The University of Arkansas will break ground Friday on a one-of-a-kind silicon carbide chip research and fabrication facility in south Fayetteville.
The planned Multi-User Silicon Carbide Research and Fabrication Facility, or MUSiC, will be located in the Arkansas Research & Technology Park. The 18,660-SF facility is a long-time labor of love for U of A electrical engineering professor Alan Mantooth and was made possible by a $19 million grant from the National Science Foundation and another $5.4 million from the Army Research Laboratory.
Mantooth promoted the MUSiC project at the CHIPS America summit Thursday at the Don Tyson Center for Agricultural Sciences in Fayetteville. U of A Chancellor Charles Robinson, U.S. Rep. Steve Womack and state Commerce Secretary Hugh McDonald also spoke of the importance of the MUSiC facility at the summit.
“The key is it is not like any other facility in the world,” Mantooth said. “I know because I’ve been trying to find one to use for the last 10 years. They don’t exist.”
The facility will research, develop and build silicon carbide semiconductor chips that can be used in a myriad of products. Mantooth said silicon carbide chips are more useful than traditional silicon chips because they can stand temperatures up to 500 degree Celsius, meaning they can be used in natural gas turbines for example.
“We are making possible what silicon can not do,” Mantooth said. “We are making possible the impossible. That is what is different. “Arkansas has been one of the cornerstones of this nation … in the silicon carbide space. Now it just continues to grow.”
Mantooth said the NSF grant allowed the UA to buy the equipment needed for the facility that, coupled with other grants, have run the total funding to approximately $30 million. Mantooth said the United States was the pioneer in semiconductor chip production, it has since seen production “bleed” away to other countries.
At the summit, Mantooth showed a list of companies, other universities and government agencies that have already agreed to partner with the UA on the MUSiC facility. MUSiC will be a “low-volume prototyping” facility, Mantooth said, meaning businesses can have a chip produced, try it out on a small sample and then switch over to large-scale manufacturing.
“This fabrication facility will be a magnet to economic development that we seek,” Mantooth said. “We will do research and development, of course. This will be a low-volume prototyping facility that all companies do before going to high volume manufacturing. It fills a manufacturing gap, allows them to try their ideas and then scale.
“We have a chance to bring those big and small players all across the spectrum. [They told us], ‘If you build it, we will come.’ They are lining up and we are ready to go.”
Mantooth said the MUSiC facility “is a 20-year dream” and will feature concepts that have never been done before. Not only will the facility have the entire production line — from research to production to testing to mass production — on site, but each of the six laboratories will have virtual reality and digital equipment capabilities so students in another state can participate in the research and development being done.
Robinson said the MUSiC facility is more proof that the university is making strides in its research investments. Robinson said the university has increased its research expenditures by $20 million in the past year.

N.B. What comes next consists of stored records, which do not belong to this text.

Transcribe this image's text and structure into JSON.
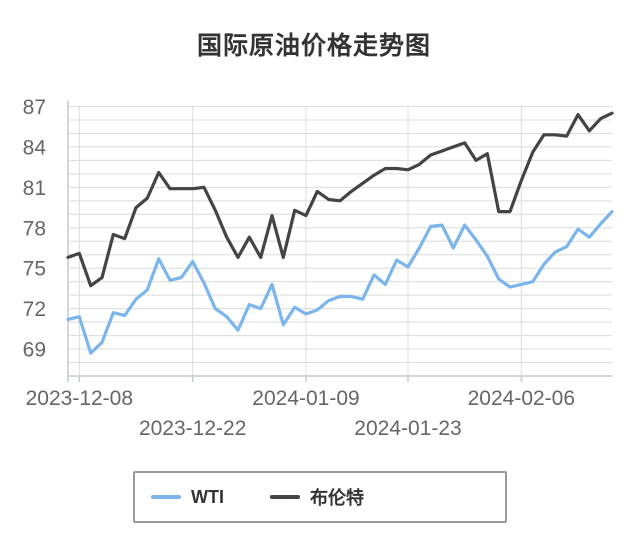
{
  "title": "国际原油价格走势图",
  "chart_data": {
    "type": "line",
    "title": "国际原油价格走势图",
    "ylim": [
      67,
      87
    ],
    "y_ticks": [
      69,
      72,
      75,
      78,
      81,
      84,
      87
    ],
    "grid": true,
    "legend_position": "bottom",
    "x_ticks": [
      {
        "label": "2023-12-08",
        "pos": 1,
        "row": 1
      },
      {
        "label": "2023-12-22",
        "pos": 11,
        "row": 2
      },
      {
        "label": "2024-01-09",
        "pos": 21,
        "row": 1
      },
      {
        "label": "2024-01-23",
        "pos": 30,
        "row": 2
      },
      {
        "label": "2024-02-06",
        "pos": 40,
        "row": 1
      }
    ],
    "series": [
      {
        "name": "WTI",
        "color": "#7cb5ec",
        "values": [
          71.2,
          71.4,
          68.7,
          69.5,
          71.7,
          71.5,
          72.7,
          73.4,
          75.7,
          74.1,
          74.3,
          75.5,
          73.9,
          72.0,
          71.4,
          70.4,
          72.3,
          72.0,
          73.8,
          70.8,
          72.1,
          71.6,
          71.9,
          72.6,
          72.9,
          72.9,
          72.7,
          74.5,
          73.8,
          75.6,
          75.1,
          76.5,
          78.1,
          78.2,
          76.5,
          78.2,
          77.1,
          75.9,
          74.2,
          73.6,
          73.8,
          74.0,
          75.3,
          76.2,
          76.6,
          77.9,
          77.3,
          78.3,
          79.2
        ]
      },
      {
        "name": "布伦特",
        "color": "#434348",
        "values": [
          75.8,
          76.1,
          73.7,
          74.3,
          77.5,
          77.2,
          79.5,
          80.2,
          82.1,
          80.9,
          80.9,
          80.9,
          81.0,
          79.3,
          77.3,
          75.8,
          77.3,
          75.8,
          78.9,
          75.8,
          79.3,
          78.9,
          80.7,
          80.1,
          80.0,
          80.7,
          81.3,
          81.9,
          82.4,
          82.4,
          82.3,
          82.7,
          83.4,
          83.7,
          84.0,
          84.3,
          83.0,
          83.5,
          79.2,
          79.2,
          81.5,
          83.6,
          84.9,
          84.9,
          84.8,
          86.4,
          85.2,
          86.1,
          86.5
        ]
      }
    ]
  },
  "colors": {
    "grid_line": "#dcdcdc",
    "axis_line": "#c4cad4",
    "axis_label": "#666666",
    "title_text": "#333333",
    "legend_border": "#9b9b9b"
  }
}
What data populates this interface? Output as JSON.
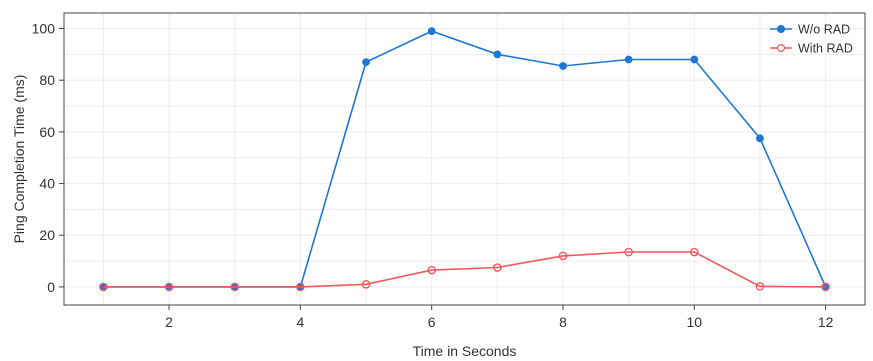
{
  "chart_data": {
    "type": "line",
    "title": "",
    "xlabel": "Time in Seconds",
    "ylabel": "Ping Completion Time (ms)",
    "xlim": [
      0.4,
      12.6
    ],
    "ylim": [
      -7,
      106
    ],
    "xticks": [
      2,
      4,
      6,
      8,
      10,
      12
    ],
    "yticks": [
      0,
      20,
      40,
      60,
      80,
      100
    ],
    "grid": true,
    "legend_position": "top-right",
    "x": [
      1,
      2,
      3,
      4,
      5,
      6,
      7,
      8,
      9,
      10,
      11,
      12
    ],
    "series": [
      {
        "name": "W/o RAD",
        "color": "#1f77d4",
        "marker": "filled-circle",
        "values": [
          0,
          0,
          0,
          0,
          87,
          99,
          90,
          85.5,
          88,
          88,
          57.5,
          0
        ]
      },
      {
        "name": "With RAD",
        "color": "#f0595e",
        "marker": "hollow-circle",
        "values": [
          0,
          0,
          0,
          0,
          1,
          6.5,
          7.5,
          12,
          13.5,
          13.5,
          0.2,
          0
        ]
      }
    ]
  }
}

“We are excited at the University of Arkansas because our research excellence and commitment is on full display,” Robinson said. “We know we have some of the best talent with regards to faculty in the world. We are excited that the world is now paying greater attention to the excellence that is happening here every day at the University of Arkansas.”
Womack said northwest Arkansas was a perfect spot for such an investment because he called the region an “entrepreneurial center of excellence.”
“This is an ideal place for innovation and investments into the micro electronics field,” Womack said. “It is clear to see the potential we have in this region. The university has positioned itself to be the preeminent university research location for micro electronics.
“One of the reasons I believe the U A is the ideal place for continued micro electronics investment is its proven track record in partnering with industry and successfully leveraging northwest Arkansas’ stellar entrepreneurial ecosystem.”